Ok. I feel better. I'll stop now.

The Facts

According to someone on twitter who knows these things, Fundawear is simply an experiment. Only 10 sets of them exist. Durex is contemplating commercialization.

Even so, this is getting a LOT of press. Last I checked there were 10's of articles on major sites about this, and 3.6 million hits over 3 days isn't too shabby for a sex tech project.

The Good Parts

Ok, with that out of the way, let's get on to why I like Fundawear.

It's accessible. It isn't insertible, it's just wearable. One of the major freakout factors of sex toys is that you have to put something in them or put them in you. Then you have to hook it to a piece of hardware that you may not even trust to make phone calls or print pages, much less manipulate your bits. With Fundawear, well, you have to put yourself in it, yes. But that's not quite the same.

Expanding on the lack of bits manipulation, Fundawear seems more like a foreplay toy than an in the act toy. It's a way to caress someone's erogenous zones over distances, versus poke/stroke them. This means less to go wrong because you aren't promising orgasm, you're just promising tickling. That's a far easier promise to fulfill than the "GONNA MAKE YA CUM" of most sex toys.

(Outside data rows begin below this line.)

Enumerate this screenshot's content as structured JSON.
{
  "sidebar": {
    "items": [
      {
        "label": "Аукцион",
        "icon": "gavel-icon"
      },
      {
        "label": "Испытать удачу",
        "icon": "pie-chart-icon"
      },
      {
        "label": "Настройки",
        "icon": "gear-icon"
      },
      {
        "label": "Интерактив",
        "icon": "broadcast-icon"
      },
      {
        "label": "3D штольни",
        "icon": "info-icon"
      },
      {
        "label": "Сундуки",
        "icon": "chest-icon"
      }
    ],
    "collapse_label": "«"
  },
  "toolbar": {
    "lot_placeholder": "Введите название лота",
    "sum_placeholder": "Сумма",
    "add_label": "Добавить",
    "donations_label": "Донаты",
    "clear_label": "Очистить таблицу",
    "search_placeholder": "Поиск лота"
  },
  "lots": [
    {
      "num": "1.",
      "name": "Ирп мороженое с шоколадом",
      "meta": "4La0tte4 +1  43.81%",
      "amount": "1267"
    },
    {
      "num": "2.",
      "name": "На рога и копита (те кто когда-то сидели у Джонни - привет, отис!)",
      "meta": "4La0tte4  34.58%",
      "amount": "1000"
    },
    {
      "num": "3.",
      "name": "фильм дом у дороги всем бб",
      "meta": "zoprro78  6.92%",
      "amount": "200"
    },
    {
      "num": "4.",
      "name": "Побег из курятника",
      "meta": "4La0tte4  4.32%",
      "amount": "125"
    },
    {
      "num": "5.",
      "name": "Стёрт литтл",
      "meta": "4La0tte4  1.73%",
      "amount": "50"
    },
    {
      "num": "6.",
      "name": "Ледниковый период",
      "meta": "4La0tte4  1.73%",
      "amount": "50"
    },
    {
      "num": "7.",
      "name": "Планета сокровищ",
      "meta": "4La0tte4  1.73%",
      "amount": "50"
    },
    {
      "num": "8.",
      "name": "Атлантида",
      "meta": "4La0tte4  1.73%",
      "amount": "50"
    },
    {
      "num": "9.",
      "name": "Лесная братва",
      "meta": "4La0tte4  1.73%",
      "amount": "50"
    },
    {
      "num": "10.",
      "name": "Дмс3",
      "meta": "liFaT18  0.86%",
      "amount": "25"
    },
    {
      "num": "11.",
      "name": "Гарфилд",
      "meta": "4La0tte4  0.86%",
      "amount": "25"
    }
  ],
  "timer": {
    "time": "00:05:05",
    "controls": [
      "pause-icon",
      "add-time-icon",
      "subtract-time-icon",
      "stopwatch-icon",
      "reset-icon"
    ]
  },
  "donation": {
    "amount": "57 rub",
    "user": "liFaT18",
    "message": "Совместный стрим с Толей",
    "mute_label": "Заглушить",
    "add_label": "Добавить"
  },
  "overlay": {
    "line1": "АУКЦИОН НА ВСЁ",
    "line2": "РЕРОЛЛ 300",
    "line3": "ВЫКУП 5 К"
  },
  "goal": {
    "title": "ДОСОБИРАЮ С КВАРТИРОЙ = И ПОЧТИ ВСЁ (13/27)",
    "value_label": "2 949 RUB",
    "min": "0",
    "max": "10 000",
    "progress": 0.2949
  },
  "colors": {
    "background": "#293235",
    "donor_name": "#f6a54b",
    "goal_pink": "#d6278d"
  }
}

While I rant and rail about how it's got all of the creativity of a student project, it's also as easy to grasp as a student project. A lot of the work I do around teledildonics isn't really graspable by those that aren't familiar with the tech world. Fundawear keeps it simple enough to let people go "Oh. I touch this thing and I move that. Awesome."

There are lot of problems of current teledildonics that Fundawear either skirts or just plain solves.

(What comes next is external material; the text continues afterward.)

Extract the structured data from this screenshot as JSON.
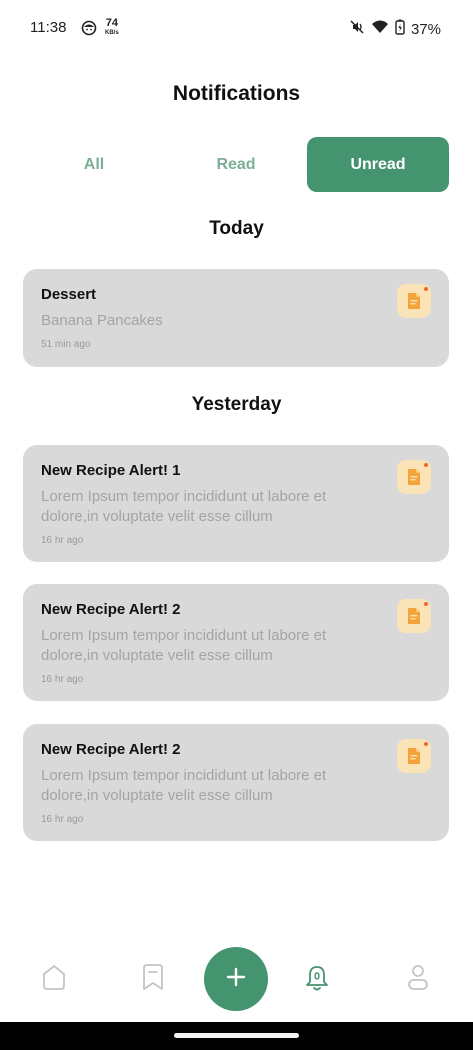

  • Obtaining: Durex has access to a LOT of storefronts that usual teledildonics devices do not. They could easily ship this to stores that will stock it next to their condoms, winning the impulse-buy market flat-out compared to online buy-and-wait.
  • Interface: Since you're caressing areas, not manipulating nono zones, you can be a lot more playful. It's just fun, not a means to an end.
  • Usage Interruption: One of the big problems with teledildonics is that it's usually attached to data streams like video conferencing. There's a LOT that can go wrong with this, especially if you're in the middle of doing... things. Since Fundawear is just foreplay, having disconnection issues isn't quite as jarring.
  • Cleaning: Just throw it in the wash! Not so easy with dildos or tubes or whatever.

The Iffy Parts

Outside of my own ranting above, there's really not a lot that's outright wrong with this project. It's an experiment, and I think it works well as that. It'll hopefully get people thinking more about remote sex via technology, in ways that are accessible to those that won't just stick whatever in whatever 'cause there's some circuits in it (STOP JUDGING ME).

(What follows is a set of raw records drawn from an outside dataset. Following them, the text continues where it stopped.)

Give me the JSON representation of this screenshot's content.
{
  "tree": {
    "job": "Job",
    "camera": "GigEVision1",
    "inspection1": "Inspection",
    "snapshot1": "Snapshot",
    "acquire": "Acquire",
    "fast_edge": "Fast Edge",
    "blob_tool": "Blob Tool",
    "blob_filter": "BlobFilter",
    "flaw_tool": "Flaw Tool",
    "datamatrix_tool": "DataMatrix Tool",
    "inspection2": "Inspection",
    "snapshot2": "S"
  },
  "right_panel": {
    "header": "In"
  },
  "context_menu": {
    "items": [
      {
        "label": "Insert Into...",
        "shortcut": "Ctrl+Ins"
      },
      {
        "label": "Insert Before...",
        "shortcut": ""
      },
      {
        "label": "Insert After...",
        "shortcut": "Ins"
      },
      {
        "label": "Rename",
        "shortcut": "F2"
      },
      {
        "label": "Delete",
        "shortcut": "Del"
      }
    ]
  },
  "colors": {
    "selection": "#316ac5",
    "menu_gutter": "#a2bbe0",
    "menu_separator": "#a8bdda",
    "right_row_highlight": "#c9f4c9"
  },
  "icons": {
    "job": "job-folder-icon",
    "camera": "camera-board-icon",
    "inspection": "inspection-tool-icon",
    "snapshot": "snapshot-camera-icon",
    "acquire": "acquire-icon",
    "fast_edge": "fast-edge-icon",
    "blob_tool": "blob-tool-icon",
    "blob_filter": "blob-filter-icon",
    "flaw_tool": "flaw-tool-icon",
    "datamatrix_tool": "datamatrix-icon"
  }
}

Returning to my above point about the simplicity of Fundawear, I also wonder if that might be its downfall as a product. It seems like the initial experience is pretty powerful. But if commercialized, what would reuse be like? I have no stats about how things like Highjoy or Sinulate were used/reused by consumers, so I'm not sure what kind of precedents we have thus far.

Turning Fundawear into a product seems difficult. It's presented as undergarments that have the vibrators embedded. Actually making undergarments that will fit a majority of people is no small task. This is one place where sex toys excel. We can assume they'll either be pokey or poked in, and that people have pokey or pokey-inny (or both!) bits for them to be used on, probably of a certain size. The larger the surface area of the body you have to cover with your product, the more complicated things become. They could easily make this a clip-on system so it would work with whatever you might already have (and hugely increase their market share as people add it to fetish garments instead of just underwear), which could solve this problem.


It's kinda awesome to see big brands venturing into wearable intimate interfaces in a way I don't hate. We've gotta get a market around this stuff one way or another if it's ever to be viable, and I've seen a lot of false starts and stupidity. While not wholly original, Fundawear seems like a good beginning toward mainstream realization of sex tech.